13.2 Overgangsrecht gebruik
 
  1. Het gebruik van grond en bouwwerken dat bestond op het tijdstip van inwerkingtreding van het bestemmingsplan en hiermee in strijd is, mag worden voortgezet.
  2. Het is verboden het met het bestemmingsplan strijdige gebruik, bedoeld in het eerste lid, te veranderen of te laten veranderen in een ander met dat plan strijdig gebruik, tenzij door deze verandering de afwijking naar aard en omvang wordt verkleind.
  3. Indien het gebruik, bedoeld in het eerste lid, na het tijdstip van inwerkingtreding van het plan voor een periode langer dan een jaar wordt onderbroken, is het verboden dit gebruik daarna te hervatten of te laten hervatten.

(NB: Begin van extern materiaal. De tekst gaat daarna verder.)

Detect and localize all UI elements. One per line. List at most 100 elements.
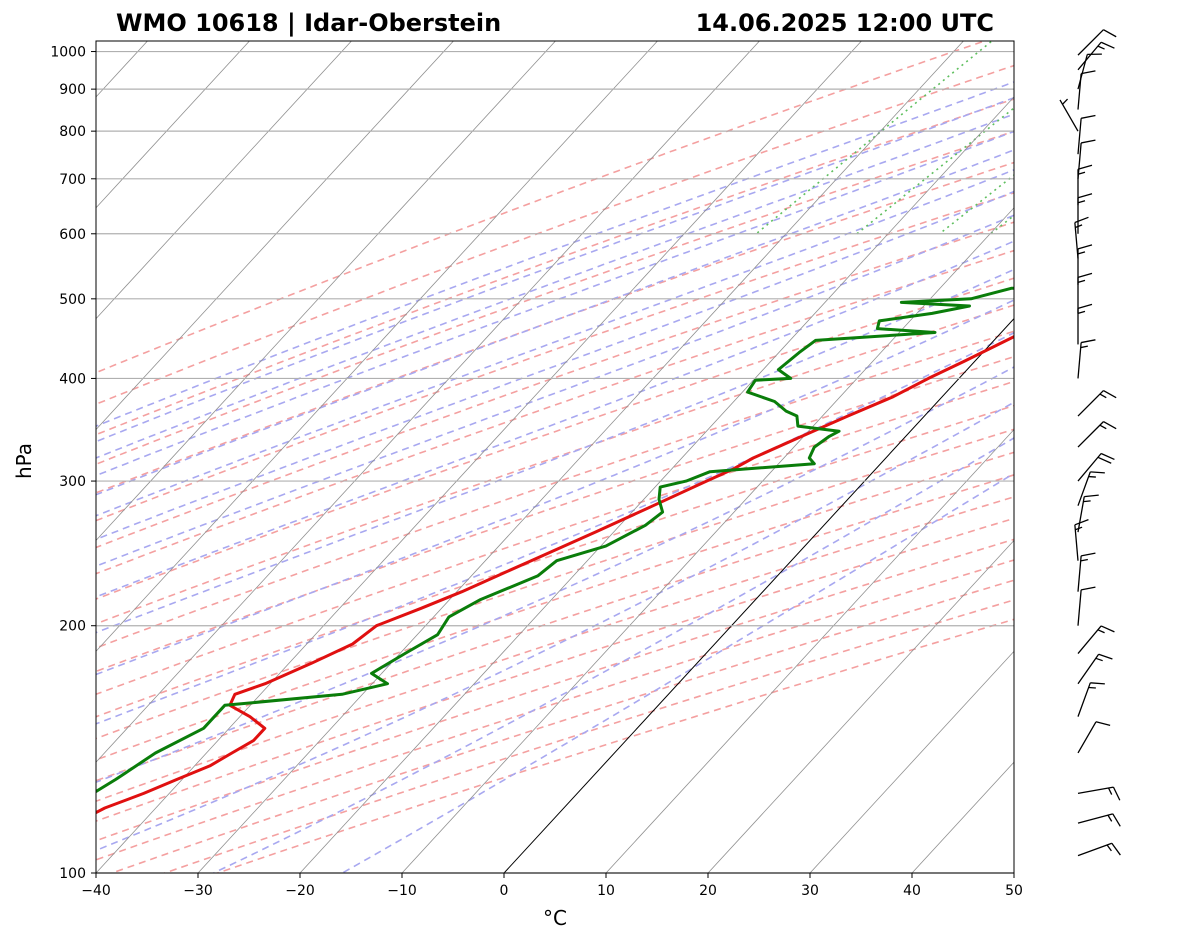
dry-adiabat xyxy=(96,496,1014,803)
x-tick-label: 30 xyxy=(801,883,819,899)
moist-adiabat xyxy=(96,331,1014,725)
wind-barb xyxy=(1077,721,1111,754)
y-tick-label: 700 xyxy=(59,172,86,188)
isotherm xyxy=(96,41,250,209)
wind-barb xyxy=(1077,70,1096,110)
wind-barb xyxy=(1077,53,1102,90)
x-tick-label: −40 xyxy=(81,883,111,899)
wind-barb xyxy=(1077,494,1099,533)
moist-adiabat xyxy=(96,299,1014,676)
isotherm xyxy=(401,207,1014,873)
isotherm xyxy=(197,41,964,873)
dry-adiabat xyxy=(96,64,1014,406)
moist-adiabat xyxy=(96,113,1014,459)
moist-adiabat xyxy=(96,81,1014,428)
isotherm xyxy=(96,41,658,652)
x-tick-label: 50 xyxy=(1005,883,1023,899)
x-tick-label: 40 xyxy=(903,883,921,899)
dry-adiabat xyxy=(96,474,1014,782)
wind-barb xyxy=(1077,813,1121,827)
wind-barb xyxy=(1077,164,1093,206)
wind-barb xyxy=(1077,339,1096,379)
wind-barb xyxy=(1077,303,1093,345)
x-tick-label: 20 xyxy=(699,883,717,899)
profile-lines xyxy=(96,286,1014,815)
wind-barb xyxy=(1077,244,1093,285)
dewpoint-line xyxy=(96,286,1014,794)
isotherm xyxy=(299,96,1014,873)
mixing-ratio-line xyxy=(856,106,1014,235)
isotherm xyxy=(605,428,1014,873)
wind-barb xyxy=(1077,786,1121,801)
wind-barb xyxy=(1077,193,1093,234)
wind-barbs xyxy=(1059,29,1121,857)
x-axis-label: °C xyxy=(543,906,567,930)
wind-barb xyxy=(1077,272,1093,314)
chart-title-datetime: 14.06.2025 12:00 UTC xyxy=(696,9,994,37)
moist-adiabat xyxy=(96,130,1014,477)
x-tick-label: −30 xyxy=(183,883,213,899)
moist-adiabat xyxy=(96,240,1014,598)
y-tick-label: 800 xyxy=(59,124,86,140)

  4. Het eerste lid is niet van toepassing op het gebruik dat reeds in strijd was met het voorheen geldende bestemmingsplan, daaronder begrepen de overgangsbepalingen van dat plan;
  5. Het eerste lid is voorts niet van toepassing op het gebruik dat reeds in strijd was met de daarvoor geldende beheersverordening, daaronder begrepen de overgangsbepalingen van die beheersverordening.
 
Artikel 14 Slotregel
 
Deze regels worden aangehaald als:
 
“Regels van het bestemmingsplan 'Langevliet 15, Callantsoog' van de gemeente Schagen.
 
Aldus vastgesteld in de raadsvergadering van 14 mei 2024.